Euro 2016 Thomas Müllers EM-Einsatz blieb bislang torlos - aber das macht nichts
Evian-les-Bains. Thomas Müller hat es mit seinen 26 Jahren auf bisher 75 Länderspiele geschafft. Die formidable Anzahl von 32 Toren ist dabei herausgekommen, allein zehn bei 13 WM-Spielen.
Nur in seinen neun Europameisterschafts-Einsätzen, da steht die Null. Niemand käme deshalb auf die Idee, Herrn Müllers Abberufung zu fordern. Mesut Özil, Mario Götze oder Mario Gomez passiert das regelmäßig. Thomas Müller ist über jede Kritik erhaben. Warum eigentlich?

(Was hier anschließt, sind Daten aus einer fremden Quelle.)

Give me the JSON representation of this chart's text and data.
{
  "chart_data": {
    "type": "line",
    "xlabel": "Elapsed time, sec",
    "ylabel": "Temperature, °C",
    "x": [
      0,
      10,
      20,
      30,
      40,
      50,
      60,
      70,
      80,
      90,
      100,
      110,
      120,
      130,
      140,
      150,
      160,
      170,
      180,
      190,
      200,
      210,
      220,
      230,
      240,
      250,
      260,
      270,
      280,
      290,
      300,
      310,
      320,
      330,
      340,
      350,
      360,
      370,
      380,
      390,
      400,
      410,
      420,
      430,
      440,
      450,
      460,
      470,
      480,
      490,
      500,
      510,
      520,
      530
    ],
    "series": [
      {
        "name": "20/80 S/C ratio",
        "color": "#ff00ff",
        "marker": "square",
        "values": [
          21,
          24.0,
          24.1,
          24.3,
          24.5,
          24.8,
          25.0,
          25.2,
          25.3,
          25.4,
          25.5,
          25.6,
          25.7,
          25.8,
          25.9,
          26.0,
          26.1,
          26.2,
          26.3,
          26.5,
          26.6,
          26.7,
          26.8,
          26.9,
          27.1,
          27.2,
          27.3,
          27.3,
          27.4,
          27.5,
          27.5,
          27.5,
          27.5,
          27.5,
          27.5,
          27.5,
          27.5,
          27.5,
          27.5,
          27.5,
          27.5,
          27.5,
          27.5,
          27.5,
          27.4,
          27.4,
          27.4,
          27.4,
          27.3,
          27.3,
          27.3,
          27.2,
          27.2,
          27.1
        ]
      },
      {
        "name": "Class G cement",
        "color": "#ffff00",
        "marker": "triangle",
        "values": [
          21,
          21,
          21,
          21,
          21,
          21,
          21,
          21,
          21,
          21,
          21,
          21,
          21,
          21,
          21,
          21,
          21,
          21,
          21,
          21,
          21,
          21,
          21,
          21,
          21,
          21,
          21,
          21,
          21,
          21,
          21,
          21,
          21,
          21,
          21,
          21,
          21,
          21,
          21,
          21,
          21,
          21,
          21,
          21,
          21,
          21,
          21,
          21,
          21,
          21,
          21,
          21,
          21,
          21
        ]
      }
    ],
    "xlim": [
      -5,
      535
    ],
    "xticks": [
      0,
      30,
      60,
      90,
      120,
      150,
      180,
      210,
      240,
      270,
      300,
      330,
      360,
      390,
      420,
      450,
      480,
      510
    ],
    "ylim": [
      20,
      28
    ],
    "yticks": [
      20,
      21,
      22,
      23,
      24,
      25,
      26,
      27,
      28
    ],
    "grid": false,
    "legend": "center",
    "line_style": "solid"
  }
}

Sicher wegen seiner freundlichen, witzigen und spontanen Art. Man kann das auch Intelligenz nennen. Als er nach dem Gesundheitszustand Jerome Boatengs befragt wurde, antwortete er in Anspielung auf den DFB-Arzt: „Ich bin der Müller ohne Wohlfahrt.“
Witzig ist gut, bodenständig auch. Seit beinahe sieben Jahren ist Müller mit seiner Lisa verheiratet, kein It-Girl, kein Model, sondern eine Pferdezüchterin und Dressurreiterin. Müller ist frei von Skandalen und Tatoos — vor allem aber von Arroganz. In der Summe ergeben sich aus dieser Konstellation laut Manager Magazin vier Millionen Euro Werbeeinnahmen pro Jahr. Ob er trifft oder gerade nicht.
Im Quartier von Evian und an den Spielorten gibt sich Müller von seiner derzeitigen Pechsträhne völlig unbeeindruckt. „Ich kann sagen, dass es großen Spaß gemacht hat“, meinte er nach dem 3:0 über die Slowakei. „Es wird mir nicht geglaubt, aber ich mache meinen Zustand nicht an meinen eigenen Toren fest. Ich bin mit meinem Turnier und dem der Mannschaft zufriedener als Ihr es vielleicht denkt. Aber natürlich arbeite ich daran, dass es bald wieder scheppert.“
Arbeiten drückt es treffend aus. Mit 45,5 Kilometern hat Müller die höchste EM-Laufleistung im DFB-Team. Joachim Löw gerät nicht nur deshalb ins Schwärmen. „Maximal zufrieden“ sei er mit Müllers Leistung bisher, „weil er gerade auch gegen Nordirland oder zuletzt gegen die Slowakei Wege macht, die den Gegner immer wieder in Schwierigkeiten bringen und verwirren. Wege, die unserer Mannschaft mehrere Optionen offen lässt. Das macht ihn wertvoll für uns.“
Auf elf Torschüsse hat es Müller bisher gebracht, natürlich Bestwert im deutschen Team. Gegen Nordirland, bei diesem fast absurden Auslassen von Chancen, waren Pfosten und Latte dabei. Müller reflektiert genauer als er derzeit vor dem Tor abschließt. „Wir spielen schon noch ein Fußballspiel, der Gegner macht auch mit. Das heißt nicht, dass Überlegungen in der Theorie auch mühelos in den Realität funktionieren. Da macht nicht jeder das, was man erwartet oder was geplant war. Der Ball springt auch nicht immer in die Richtung, in die man will. Ein Fußballspiel ist mehr, als nur sich die Überlegungen zu machen.“
Diese relative Gelassenheit im Umgang mit nicht beeinflussbaren Faktoren hat ihn schon immer ausgezeichnet. Nicht die schlechteste Eigenschaft. Seinen Marktwert hat Müller mit der Mischung seiner sportlichen und persönlichen Kompetenzen seit seinem Profi-Debüt im Juli 2009 von 750.000 auf 75 Millionen Euro verhundertfacht. Selbstverständlich ist er damit der teuerste deutsche Spieler, und selbstverständlich wird Müller am Samstag gegen Italien von Beginn an spielen.
Mit einem EM-Torschützenkönig namens Müller — es wäre der dritte nach 1972 mit Gerd und 1976 mit Dieter — wird es höchstwahrscheinlich nichts mehr. Aber wer trifft, ist Müller schon immer egal gewesen.